Vietnamese President Truong Tan Sang has said placing the anti-corruption committee under the Party as has been decided is the best way to end corruption in the country.
At a recent meeting the Party decided to restructure the system by placing the Central Guidance Board for Anti-corruption under the Party general secretary. Hitherto, it was under the Prime Minister.
“The previous board made several gains in preventing waste and corruption, but not to the extent expected by the people,” Sang told Tuoi Tre newspaper in an interview.
Considering Vietnam’s political system, having Party members in the board and the Party chief as the board’s leader was the best possible move.
“I believe there will be positive developments.
“We have no other choice but succeed this time, even if we have to resort to painful methods.”
A typical sign of corruption in Vietnam was government officials having “abnormal” assets and incomes.
But verifying them was a “huge” task, and the job would only become easier if Vietnam’s payment system switched from cash to credit cards.
“When cash is popular, there are risks of illegal incomes, of money laundering through real estate, stock, and banking channels.”

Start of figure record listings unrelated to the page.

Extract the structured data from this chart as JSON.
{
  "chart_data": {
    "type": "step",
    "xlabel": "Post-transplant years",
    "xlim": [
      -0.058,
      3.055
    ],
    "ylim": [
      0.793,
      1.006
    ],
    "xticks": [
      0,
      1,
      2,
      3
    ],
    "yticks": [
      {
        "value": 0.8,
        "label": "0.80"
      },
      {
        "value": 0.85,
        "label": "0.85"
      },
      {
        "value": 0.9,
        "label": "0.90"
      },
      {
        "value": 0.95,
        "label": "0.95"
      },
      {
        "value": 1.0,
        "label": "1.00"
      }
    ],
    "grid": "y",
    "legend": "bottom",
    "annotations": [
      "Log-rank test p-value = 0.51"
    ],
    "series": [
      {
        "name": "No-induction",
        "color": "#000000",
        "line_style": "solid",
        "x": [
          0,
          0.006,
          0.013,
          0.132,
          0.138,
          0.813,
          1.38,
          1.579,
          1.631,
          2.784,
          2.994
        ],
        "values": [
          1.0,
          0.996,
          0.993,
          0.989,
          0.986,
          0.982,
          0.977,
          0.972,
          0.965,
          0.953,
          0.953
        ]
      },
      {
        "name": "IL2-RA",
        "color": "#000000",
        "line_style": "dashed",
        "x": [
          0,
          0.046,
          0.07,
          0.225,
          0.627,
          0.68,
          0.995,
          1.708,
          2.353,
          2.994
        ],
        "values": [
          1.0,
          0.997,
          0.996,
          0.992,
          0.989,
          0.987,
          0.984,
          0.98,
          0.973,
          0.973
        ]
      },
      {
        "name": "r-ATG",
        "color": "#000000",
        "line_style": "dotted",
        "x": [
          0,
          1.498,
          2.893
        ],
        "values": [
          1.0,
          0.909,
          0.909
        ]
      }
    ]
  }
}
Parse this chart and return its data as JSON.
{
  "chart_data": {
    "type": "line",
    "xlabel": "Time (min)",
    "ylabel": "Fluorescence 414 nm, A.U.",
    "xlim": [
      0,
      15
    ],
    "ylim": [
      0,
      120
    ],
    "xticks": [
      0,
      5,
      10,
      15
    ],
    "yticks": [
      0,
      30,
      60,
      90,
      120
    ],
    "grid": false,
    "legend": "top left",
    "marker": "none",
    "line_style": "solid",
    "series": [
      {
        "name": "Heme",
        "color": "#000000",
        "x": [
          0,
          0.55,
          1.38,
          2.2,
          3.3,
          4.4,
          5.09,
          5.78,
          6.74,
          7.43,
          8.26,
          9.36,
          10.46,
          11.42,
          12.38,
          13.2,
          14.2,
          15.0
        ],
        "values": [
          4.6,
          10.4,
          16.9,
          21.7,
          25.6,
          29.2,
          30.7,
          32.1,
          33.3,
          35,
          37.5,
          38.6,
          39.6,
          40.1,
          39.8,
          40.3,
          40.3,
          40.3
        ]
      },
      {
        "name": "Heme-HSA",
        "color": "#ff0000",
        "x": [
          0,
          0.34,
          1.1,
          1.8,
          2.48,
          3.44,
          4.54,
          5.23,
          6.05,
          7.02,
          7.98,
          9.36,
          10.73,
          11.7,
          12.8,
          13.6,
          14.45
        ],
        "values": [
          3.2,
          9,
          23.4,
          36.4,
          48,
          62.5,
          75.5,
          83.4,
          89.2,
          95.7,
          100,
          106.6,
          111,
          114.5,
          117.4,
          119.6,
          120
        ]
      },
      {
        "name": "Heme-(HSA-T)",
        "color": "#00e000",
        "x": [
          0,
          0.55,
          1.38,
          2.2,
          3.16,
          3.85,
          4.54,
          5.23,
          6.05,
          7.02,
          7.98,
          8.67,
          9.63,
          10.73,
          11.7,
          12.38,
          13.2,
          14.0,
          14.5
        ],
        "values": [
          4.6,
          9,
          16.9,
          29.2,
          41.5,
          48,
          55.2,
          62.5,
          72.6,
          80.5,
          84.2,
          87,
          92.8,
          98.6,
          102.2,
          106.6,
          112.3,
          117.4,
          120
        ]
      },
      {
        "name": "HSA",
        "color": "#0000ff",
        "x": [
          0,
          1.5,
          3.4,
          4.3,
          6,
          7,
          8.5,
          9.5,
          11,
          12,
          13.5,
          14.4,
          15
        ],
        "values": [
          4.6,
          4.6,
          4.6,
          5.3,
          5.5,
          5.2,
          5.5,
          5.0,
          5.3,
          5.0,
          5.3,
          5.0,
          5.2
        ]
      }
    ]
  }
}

New report confirms corruption as entrenched as ever, Thanh Nien, Apr 13, 2012
Sixty-three percent of respondents to the survey by the Vietnam Chamber of Commerce and Industry (VCCI) said sending gifts, money to express gratitude to government officials is a common custom. 48 percent of companies interviewed were willing to pay bribes – often in the form of cash, luxury vacations, or lavish dinners – in a bid to win contracts to provide items or services to the public sector, the study said.
Some 70 percent of respondents agreed with the statement: “In case of working with government offices, give money first and everything will be easy.”
And a staggering 90 percent agreed that “it is impossible to eliminate corruption in a relation-based business culture.”
But none of this is very different from the findings of other reports issued years ago.